Auguste suivit ce conseil, il établit vingt-cinq légions perpétuelles, et les fixa dans les provinces frontières dont il se réserva le gouvernement. Cette politique procura une partie des avantages que Mécène avait annoncés ; mais elle entraîna aussi des inconvéniens qu’il semble n’avoir pas prévus. L’esprit militaire se perdit chez les Romains, dès que ce ne fut plus une même chose que d’être citoyen, et d’être soldat ; on, se relâcha même sur la qualité de citoyen romain, lorsqu’on recruta pour ces légions sédentaires dans le pays où elles étaient établies ; enfin les armes inspirant à ceux qui les portaient du mépris pour les professions pacifiques, cette nouvelle milice forma bientôt un État dans l’État.

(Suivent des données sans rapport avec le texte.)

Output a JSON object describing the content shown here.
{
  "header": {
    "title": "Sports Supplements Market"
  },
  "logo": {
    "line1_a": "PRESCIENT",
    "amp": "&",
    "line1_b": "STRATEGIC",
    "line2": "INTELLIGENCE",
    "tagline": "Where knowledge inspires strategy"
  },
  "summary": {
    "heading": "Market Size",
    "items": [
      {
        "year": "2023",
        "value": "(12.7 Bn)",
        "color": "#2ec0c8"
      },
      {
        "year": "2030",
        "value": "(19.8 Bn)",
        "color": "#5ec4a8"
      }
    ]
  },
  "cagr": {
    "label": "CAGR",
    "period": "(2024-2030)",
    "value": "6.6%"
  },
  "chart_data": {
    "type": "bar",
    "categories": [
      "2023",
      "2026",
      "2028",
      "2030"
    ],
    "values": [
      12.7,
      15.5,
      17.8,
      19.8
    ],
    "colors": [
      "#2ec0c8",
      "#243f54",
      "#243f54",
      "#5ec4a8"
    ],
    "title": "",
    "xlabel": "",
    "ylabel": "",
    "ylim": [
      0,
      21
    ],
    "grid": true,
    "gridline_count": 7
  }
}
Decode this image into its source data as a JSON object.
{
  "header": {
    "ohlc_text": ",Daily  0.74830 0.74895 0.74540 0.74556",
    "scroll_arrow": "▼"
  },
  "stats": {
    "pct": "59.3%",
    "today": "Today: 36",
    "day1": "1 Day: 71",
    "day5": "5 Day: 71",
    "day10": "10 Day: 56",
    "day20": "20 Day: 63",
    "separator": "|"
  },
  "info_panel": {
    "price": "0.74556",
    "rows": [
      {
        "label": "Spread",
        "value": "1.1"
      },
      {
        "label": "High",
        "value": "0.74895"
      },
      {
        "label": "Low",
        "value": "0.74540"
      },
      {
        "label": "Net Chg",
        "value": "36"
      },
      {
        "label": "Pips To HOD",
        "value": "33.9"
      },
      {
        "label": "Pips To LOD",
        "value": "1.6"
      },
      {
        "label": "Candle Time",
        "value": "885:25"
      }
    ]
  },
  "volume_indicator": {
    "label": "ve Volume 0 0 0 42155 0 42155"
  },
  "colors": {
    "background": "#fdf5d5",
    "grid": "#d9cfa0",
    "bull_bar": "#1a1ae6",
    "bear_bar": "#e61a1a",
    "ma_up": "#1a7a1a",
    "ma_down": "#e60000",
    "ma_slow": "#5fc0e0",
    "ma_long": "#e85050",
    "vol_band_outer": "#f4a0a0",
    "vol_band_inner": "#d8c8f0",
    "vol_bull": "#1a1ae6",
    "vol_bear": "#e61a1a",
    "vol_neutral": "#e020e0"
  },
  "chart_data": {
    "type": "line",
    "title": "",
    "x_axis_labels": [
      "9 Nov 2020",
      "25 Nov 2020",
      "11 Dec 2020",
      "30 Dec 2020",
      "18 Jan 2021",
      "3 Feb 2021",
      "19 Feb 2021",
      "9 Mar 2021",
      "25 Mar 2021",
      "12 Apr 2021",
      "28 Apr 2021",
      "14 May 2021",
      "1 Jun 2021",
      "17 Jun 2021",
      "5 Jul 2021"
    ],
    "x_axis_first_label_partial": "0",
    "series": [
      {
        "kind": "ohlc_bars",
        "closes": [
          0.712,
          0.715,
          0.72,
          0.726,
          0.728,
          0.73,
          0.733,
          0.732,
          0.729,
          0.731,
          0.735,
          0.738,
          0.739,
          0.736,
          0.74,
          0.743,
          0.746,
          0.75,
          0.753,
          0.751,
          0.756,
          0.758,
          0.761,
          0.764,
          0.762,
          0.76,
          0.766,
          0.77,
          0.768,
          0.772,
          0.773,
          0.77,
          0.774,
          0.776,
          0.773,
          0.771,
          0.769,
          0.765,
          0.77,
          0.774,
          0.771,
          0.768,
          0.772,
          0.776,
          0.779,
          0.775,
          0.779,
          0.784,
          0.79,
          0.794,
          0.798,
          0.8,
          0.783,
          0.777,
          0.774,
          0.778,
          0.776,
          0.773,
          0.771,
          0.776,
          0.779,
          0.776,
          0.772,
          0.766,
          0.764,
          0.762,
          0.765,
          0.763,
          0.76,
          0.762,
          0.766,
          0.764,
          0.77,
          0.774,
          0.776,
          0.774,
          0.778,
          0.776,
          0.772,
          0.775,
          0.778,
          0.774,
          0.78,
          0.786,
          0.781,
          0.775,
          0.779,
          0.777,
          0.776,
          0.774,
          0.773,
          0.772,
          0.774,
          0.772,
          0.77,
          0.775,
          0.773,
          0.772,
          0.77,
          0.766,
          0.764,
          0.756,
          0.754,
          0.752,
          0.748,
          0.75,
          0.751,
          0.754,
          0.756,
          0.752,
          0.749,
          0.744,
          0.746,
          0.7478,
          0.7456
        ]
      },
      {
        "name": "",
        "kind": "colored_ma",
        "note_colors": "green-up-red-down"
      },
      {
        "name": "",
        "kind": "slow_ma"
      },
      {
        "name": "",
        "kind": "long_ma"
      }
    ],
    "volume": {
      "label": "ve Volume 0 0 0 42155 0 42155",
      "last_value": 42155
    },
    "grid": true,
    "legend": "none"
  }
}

On ne fut pas long-temps à s’apercevoir que des soldats mercenaires, qui n’avaient, dans le service d’autre intérêt que leur paye, ne valaient pas des hommes élevés dans l’esprit des lois et l’amour de la patrie. Ces soldats, selon leur intérêt ou leur caprice, firent et brisèrent les empereurs. Les légions des diverses provinces, prétendant toutes au privilége de se donner un maître, en proclamèrent souvent plusieurs à-la-fois ; l’empire devint un champ de bataille où l’on achetait, par le massacre d’une partie des citoyens, le droit de commander les autres.

Tel fut le désordre qui s’introduisit dans l’État. Mais quand cet abus se vit sanctionné par l’édit de Caracalla, qui donne le droit de citoyen à tous les sujets de Rome, la légion dont les ressorts avaient été si puissant tant qu’elle fut concentrée, se relâcha à force de s’étendre, et perdit cet esprit propre et ce point d’honneur qui l’avaient placée si loin des troupes auxiliaires.

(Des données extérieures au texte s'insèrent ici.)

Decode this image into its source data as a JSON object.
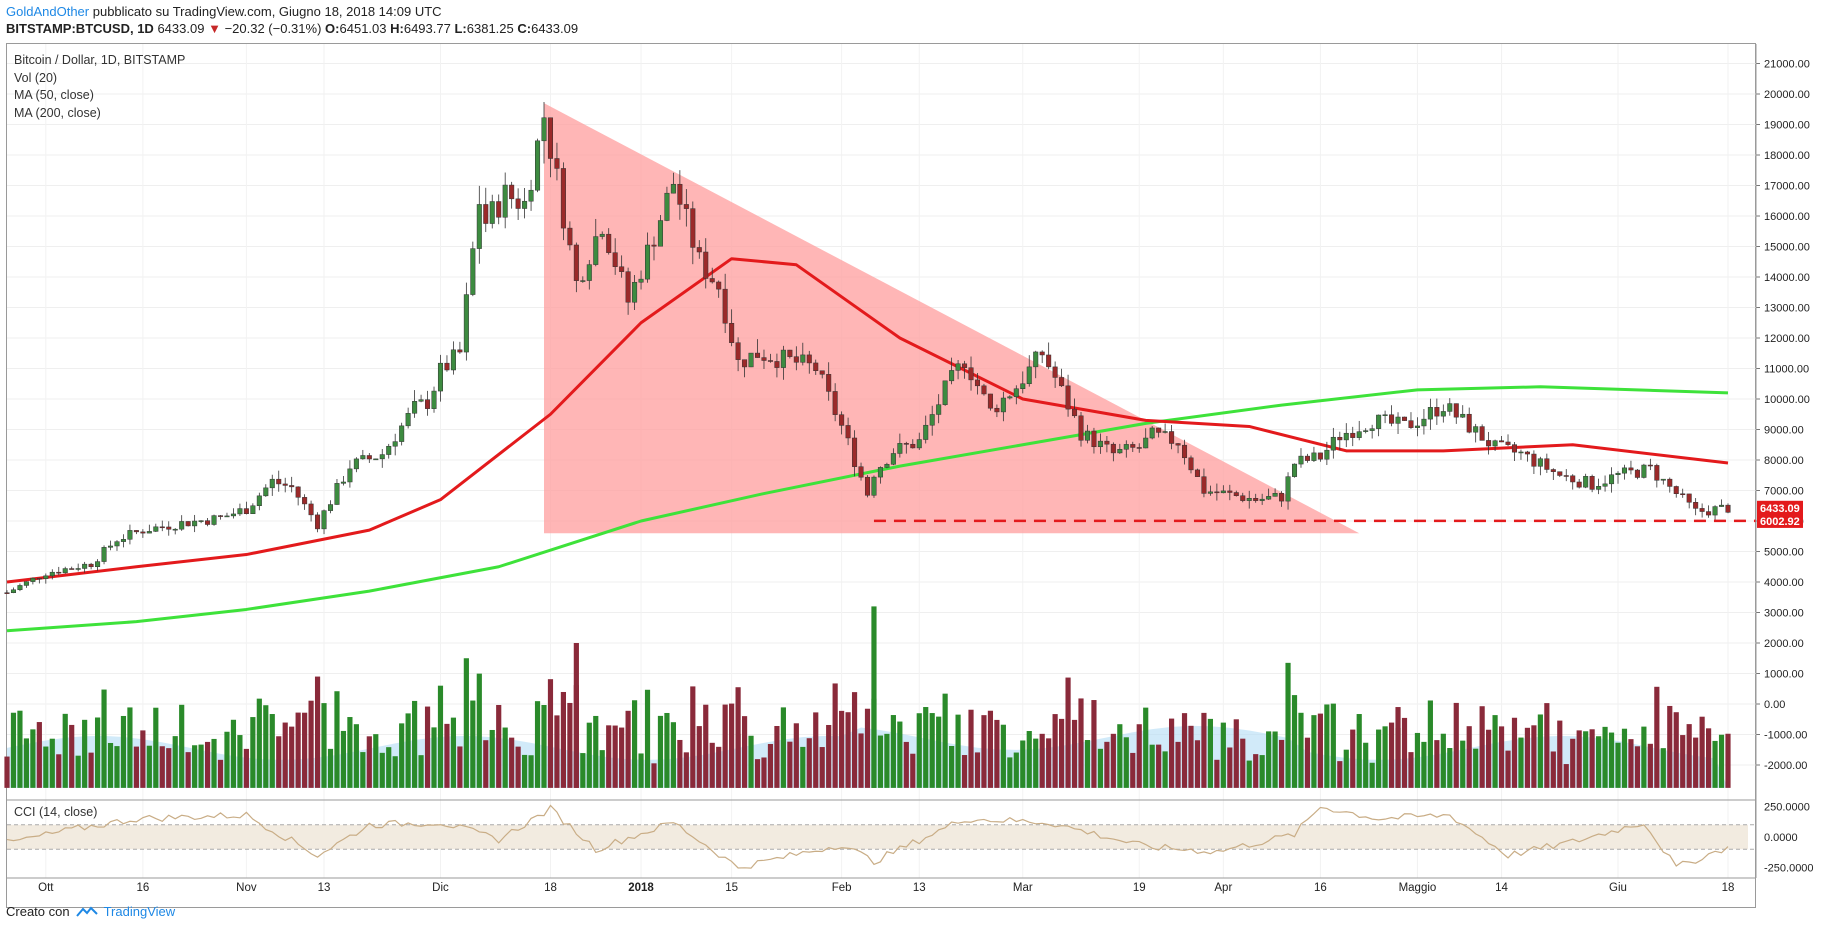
{
  "header": {
    "author": "GoldAndOther",
    "published": "pubblicato su TradingView.com, Giugno 18, 2018 14:09 UTC",
    "symbol": "BITSTAMP:BTCUSD, 1D",
    "last": "6433.09",
    "change": "−20.32 (−0.31%)",
    "o_label": "O:",
    "o": "6451.03",
    "h_label": "H:",
    "h": "6493.77",
    "l_label": "L:",
    "l": "6381.25",
    "c_label": "C:",
    "c": "6433.09"
  },
  "legend": {
    "line1": "Bitcoin / Dollar, 1D, BITSTAMP",
    "line2": "Vol (20)",
    "line3": "MA (50, close)",
    "line4": "MA (200, close)"
  },
  "cci_label": "CCI (14, close)",
  "footer": {
    "created": "Creato con",
    "brand": "TradingView"
  },
  "colors": {
    "up": "#3d8b40",
    "down": "#9b2a2a",
    "ma50": "#e31a1c",
    "ma200": "#3ee23a",
    "triangle": "#ff9e9e",
    "vol_up": "#2a8a2a",
    "vol_down": "#8a2a3a",
    "vol_ma": "#b3dcf5",
    "support": "#e31a1c",
    "cci_line": "#c9ad86",
    "cci_band": "#f2ebe0"
  },
  "chart_data": [
    {
      "type": "candlestick",
      "title": "Bitcoin / Dollar, 1D, BITSTAMP",
      "x_tick_labels": [
        "Ott",
        "16",
        "Nov",
        "13",
        "Dic",
        "18",
        "2018",
        "15",
        "Feb",
        "13",
        "Mar",
        "19",
        "Apr",
        "16",
        "Maggio",
        "14",
        "Giu",
        "18"
      ],
      "x_tick_dates": [
        "2017-10-01",
        "2017-10-16",
        "2017-11-01",
        "2017-11-13",
        "2017-12-01",
        "2017-12-18",
        "2018-01-01",
        "2018-01-15",
        "2018-02-01",
        "2018-02-13",
        "2018-03-01",
        "2018-03-19",
        "2018-04-01",
        "2018-04-16",
        "2018-05-01",
        "2018-05-14",
        "2018-06-01",
        "2018-06-18"
      ],
      "y_tick_labels": [
        "21000.00",
        "20000.00",
        "19000.00",
        "18000.00",
        "17000.00",
        "16000.00",
        "15000.00",
        "14000.00",
        "13000.00",
        "12000.00",
        "11000.00",
        "10000.00",
        "9000.00",
        "8000.00",
        "7000.00",
        "6000.00",
        "5000.00",
        "4000.00",
        "3000.00",
        "2000.00",
        "1000.00",
        "0.00",
        "-1000.00",
        "-2000.00"
      ],
      "ylim": [
        -2000,
        21000
      ],
      "price_series": {
        "dates": [
          "2017-09-25",
          "2017-10-01",
          "2017-10-08",
          "2017-10-12",
          "2017-10-16",
          "2017-10-21",
          "2017-10-28",
          "2017-11-01",
          "2017-11-05",
          "2017-11-08",
          "2017-11-12",
          "2017-11-17",
          "2017-11-22",
          "2017-11-27",
          "2017-11-29",
          "2017-12-01",
          "2017-12-04",
          "2017-12-07",
          "2017-12-08",
          "2017-12-11",
          "2017-12-14",
          "2017-12-17",
          "2017-12-19",
          "2017-12-22",
          "2017-12-26",
          "2017-12-30",
          "2018-01-02",
          "2018-01-06",
          "2018-01-10",
          "2018-01-13",
          "2018-01-16",
          "2018-01-19",
          "2018-01-25",
          "2018-01-28",
          "2018-02-01",
          "2018-02-05",
          "2018-02-06",
          "2018-02-09",
          "2018-02-13",
          "2018-02-17",
          "2018-02-20",
          "2018-02-24",
          "2018-02-28",
          "2018-03-04",
          "2018-03-06",
          "2018-03-10",
          "2018-03-15",
          "2018-03-19",
          "2018-03-21",
          "2018-03-25",
          "2018-03-29",
          "2018-04-01",
          "2018-04-06",
          "2018-04-10",
          "2018-04-12",
          "2018-04-16",
          "2018-04-19",
          "2018-04-24",
          "2018-04-29",
          "2018-05-01",
          "2018-05-05",
          "2018-05-09",
          "2018-05-13",
          "2018-05-17",
          "2018-05-23",
          "2018-05-28",
          "2018-06-01",
          "2018-06-06",
          "2018-06-10",
          "2018-06-13",
          "2018-06-18"
        ],
        "close": [
          3650,
          4300,
          4600,
          5400,
          5700,
          5900,
          6100,
          6400,
          7300,
          7100,
          5900,
          7800,
          8200,
          9700,
          9900,
          10900,
          11500,
          16500,
          15800,
          16700,
          16400,
          19300,
          17200,
          13800,
          15800,
          13200,
          14800,
          17100,
          14500,
          13700,
          11200,
          11500,
          11200,
          11000,
          9100,
          6900,
          7600,
          8300,
          8600,
          10300,
          11300,
          9600,
          10400,
          11500,
          10700,
          8900,
          8200,
          8400,
          8800,
          8600,
          7000,
          6900,
          6700,
          6800,
          7900,
          8100,
          8800,
          9300,
          9100,
          9300,
          9800,
          9100,
          8400,
          8200,
          7500,
          7200,
          7500,
          7700,
          6900,
          6300,
          6433
        ]
      },
      "ma50_series": {
        "dates": [
          "2017-09-25",
          "2017-10-15",
          "2017-11-01",
          "2017-11-20",
          "2017-12-01",
          "2017-12-18",
          "2018-01-01",
          "2018-01-15",
          "2018-01-25",
          "2018-02-10",
          "2018-03-01",
          "2018-03-20",
          "2018-04-05",
          "2018-04-20",
          "2018-05-05",
          "2018-05-25",
          "2018-06-18"
        ],
        "values": [
          4000,
          4500,
          4900,
          5700,
          6700,
          9500,
          12500,
          14600,
          14400,
          12000,
          10000,
          9300,
          9100,
          8300,
          8300,
          8500,
          7900
        ]
      },
      "ma200_series": {
        "dates": [
          "2017-09-25",
          "2017-10-15",
          "2017-11-01",
          "2017-11-20",
          "2017-12-10",
          "2018-01-01",
          "2018-01-20",
          "2018-02-10",
          "2018-03-01",
          "2018-03-20",
          "2018-04-10",
          "2018-05-01",
          "2018-05-20",
          "2018-06-18"
        ],
        "values": [
          2400,
          2700,
          3100,
          3700,
          4500,
          6000,
          6900,
          7800,
          8500,
          9200,
          9800,
          10300,
          10400,
          10200
        ]
      },
      "price_labels": [
        "6433.09",
        "6002.92"
      ],
      "support_level": 6002.92,
      "triangle_vertices": [
        {
          "date": "2017-12-17",
          "price": 19700
        },
        {
          "date": "2017-12-17",
          "price": 5600
        },
        {
          "date": "2018-04-22",
          "price": 5600
        }
      ]
    },
    {
      "type": "bar",
      "title": "Vol (20)",
      "note": "volume bars drawn inside price pane, above the 2017-09-25 → 2018-06-18 date range",
      "peaks": [
        {
          "date": "2017-12-22",
          "value": 2000
        },
        {
          "date": "2018-01-16",
          "value": 550
        },
        {
          "date": "2018-02-06",
          "value": 3200
        },
        {
          "date": "2018-04-28",
          "value": -100
        }
      ]
    },
    {
      "type": "line",
      "title": "CCI (14, close)",
      "y_tick_labels": [
        "250.0000",
        "0.0000",
        "-250.0000"
      ],
      "ylim": [
        -300,
        300
      ],
      "band": [
        -100,
        100
      ],
      "dates": [
        "2017-09-25",
        "2017-10-05",
        "2017-10-15",
        "2017-11-01",
        "2017-11-12",
        "2017-11-20",
        "2017-12-01",
        "2017-12-10",
        "2017-12-18",
        "2017-12-25",
        "2018-01-06",
        "2018-01-16",
        "2018-02-01",
        "2018-02-06",
        "2018-02-20",
        "2018-03-05",
        "2018-03-20",
        "2018-03-31",
        "2018-04-12",
        "2018-04-16",
        "2018-04-25",
        "2018-05-06",
        "2018-05-15",
        "2018-05-25",
        "2018-06-05",
        "2018-06-10",
        "2018-06-18"
      ],
      "values": [
        -50,
        60,
        150,
        180,
        -150,
        100,
        120,
        -20,
        230,
        -100,
        120,
        -250,
        -60,
        -200,
        150,
        120,
        -80,
        -120,
        20,
        250,
        150,
        180,
        -150,
        -40,
        120,
        -250,
        -80
      ]
    }
  ]
}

Un demi-siècle après, sous Claude II, surnommé le Gothique, nous voyons les Barbares entrer dans les légions Romaines. Probus, Constantin, Julien et leurs successeurs ne balancèrent plus à les y recevoir. Il semble même que ces empereurs en firent une maxime de leur politique, par opposition aux principes de l’ancienne constitution. L’événement montra lequel des deux systèmes était le plus sage. Les légions se corrompirent, et leur destruction entraîna la chute de la puissance romaine en Occident.